Bruno Chiche décrit Je n'ai rien oublié comme son film le plus personnel : "Cela peut sembler curieux car il s’agit d’une adaptation. Mais quand j’emploie le mot personnel, il faut le comprendre comme personnel par rapport au regard que je peux porter sur les gens." Il ajoute : "Ce n’est pas un hasard si j’ai fait ce film à la quarantaine un peu passée, à un âge où l’on prend conscience de son passé et où l’on essaie de recoller tant bien que mal les pièces de son propre puzzle. Quand on est adolescent, on envoie valdinguer son passé, on ne veut conjuguer la vie qu’au futur.

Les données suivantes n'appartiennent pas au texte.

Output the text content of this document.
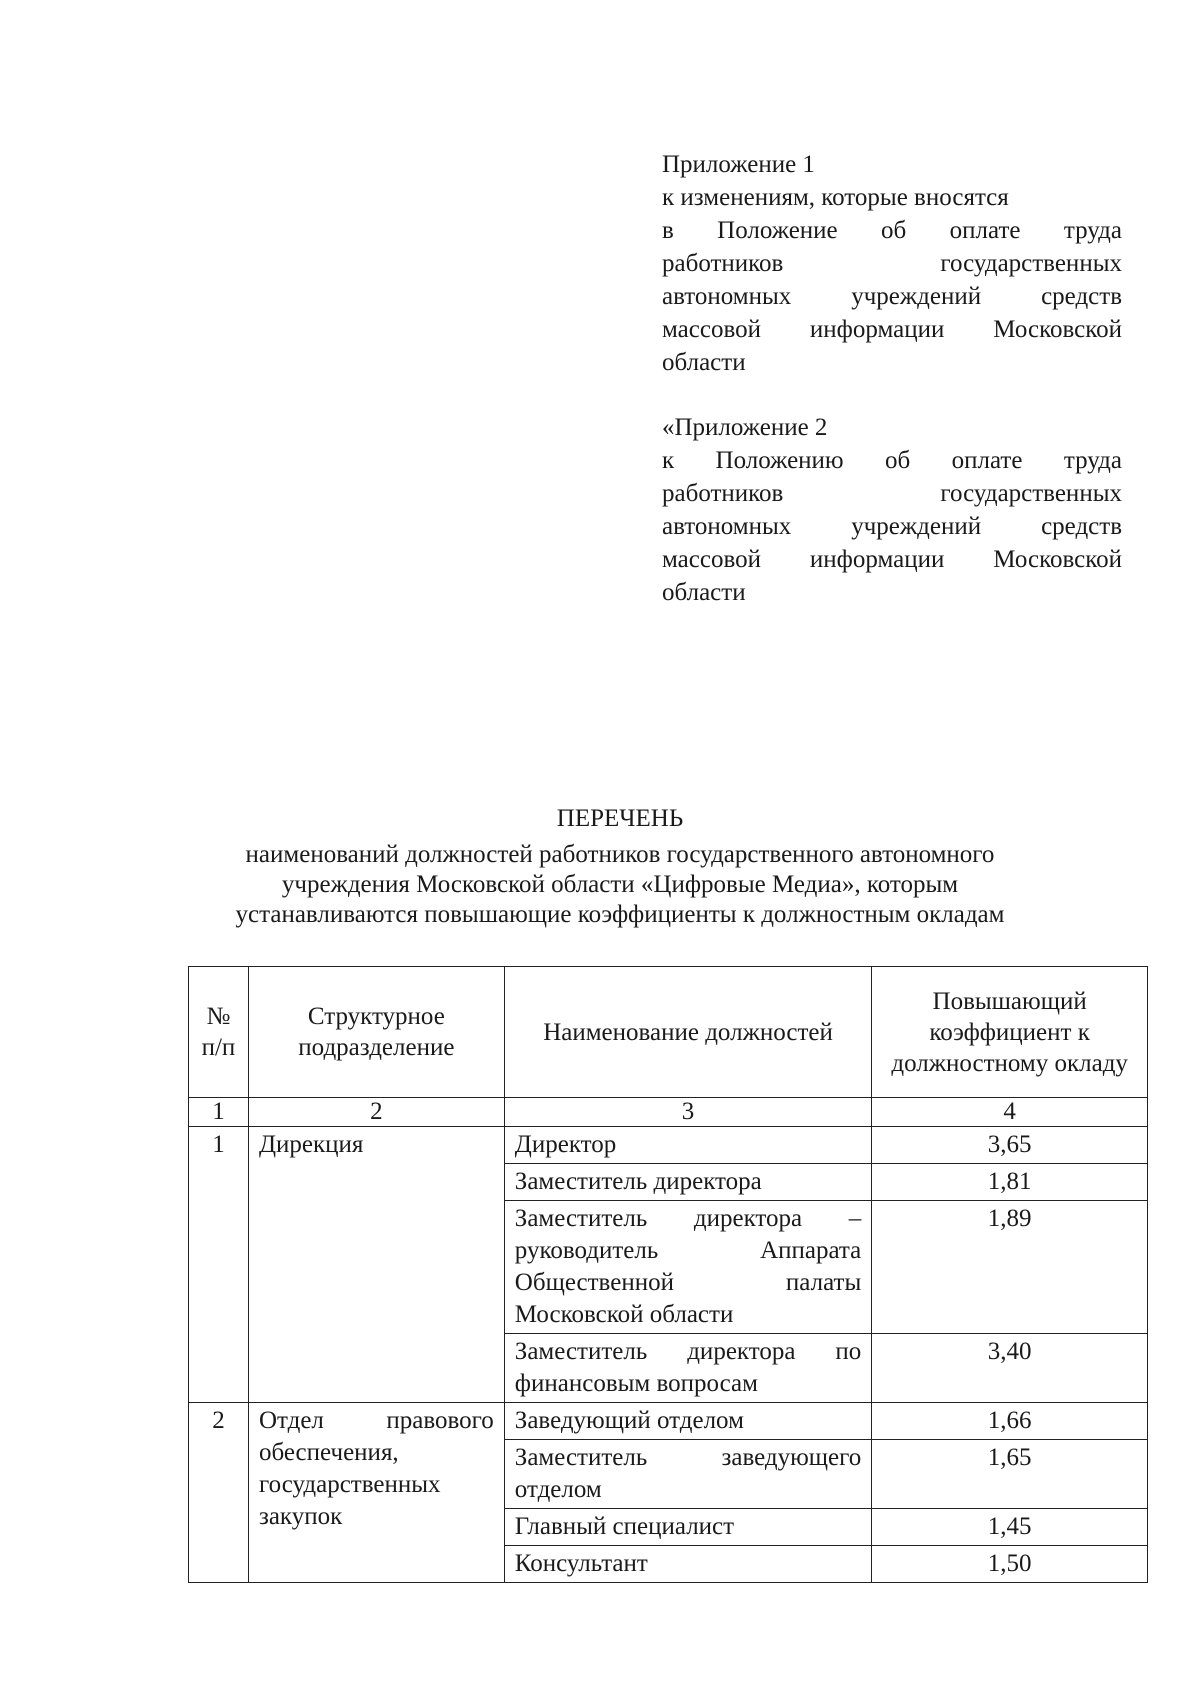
Приложение 1
к изменениям, которые вносятся
в Положение об оплате труда
работников государственных
автономных учреждений средств
массовой информации Московской
области
«Приложение 2
к Положению об оплате труда
работников государственных
автономных учреждений средств
массовой информации Московской
области
ПЕРЕЧЕНЬ
наименований должностей работников государственного автономного
учреждения Московской области «Цифровые Медиа», которым
устанавливаются повышающие коэффициенты к должностным окладам
№ п/п	Структурное подразделение	Наименование должностей	Повышающий коэффициент к должностному окладу
1	2	3	4
1	Дирекция	Директор	3,65
		Заместитель директора	1,81
		Заместитель директора – руководитель Аппарата Общественной палаты Московской области	1,89
		Заместитель директора по финансовым вопросам	3,40
2	Отдел правового обеспечения, государственных закупок	Заведующий отделом	1,66
		Заместитель заведующего отделом	1,65
		Главный специалист	1,45
		Консультант	1,50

Mais à 40 ans, nos souvenirs d’enfance, la place de nos parents, nos erreurs, nos regrets comme nos joies reviennent sonner à la porte. (...) On a tendance à parfois se mentir à soi-même. Mais il y a un jour où la vérité éclate, inéluctablement. Et ce jour-là, on a envie d’en faire un film."
Pour l'atmosphère visuelle de son film, Bruno Chiche et son producteur et ami Nicolas Duval ont voulu faire un film "large, visuel, en scope, d’autant plus qu’il s’agit d’un thriller psychologique relativement intimiste. Même si la forme du film est relativement classique, je voulais que l’écrin de cette histoire soit élégant." L'une des influences ont été les films de James Ivory que le réalisateur a visionné avec son chef opérateur : "Thomas Hardmeier a travaillé dans des tonalités chaudes avec beaucoup de subtilité. Il ne fallait pas faire du beau pour du beau, l’esthétique et la technique sont au service de l’histoire. (...) Quant aux flash-back qui parsèment le récit : j’ai voulu un traitement qui ne soit ni en sépia, ni en noir et blanc, mais qui corresponde à ce qui se passe dans la tête de Conrad dans ces moments où ces images redéfilent dans sa mémoire. Une vision légèrement décalée et tordue de cette réalité d’hier."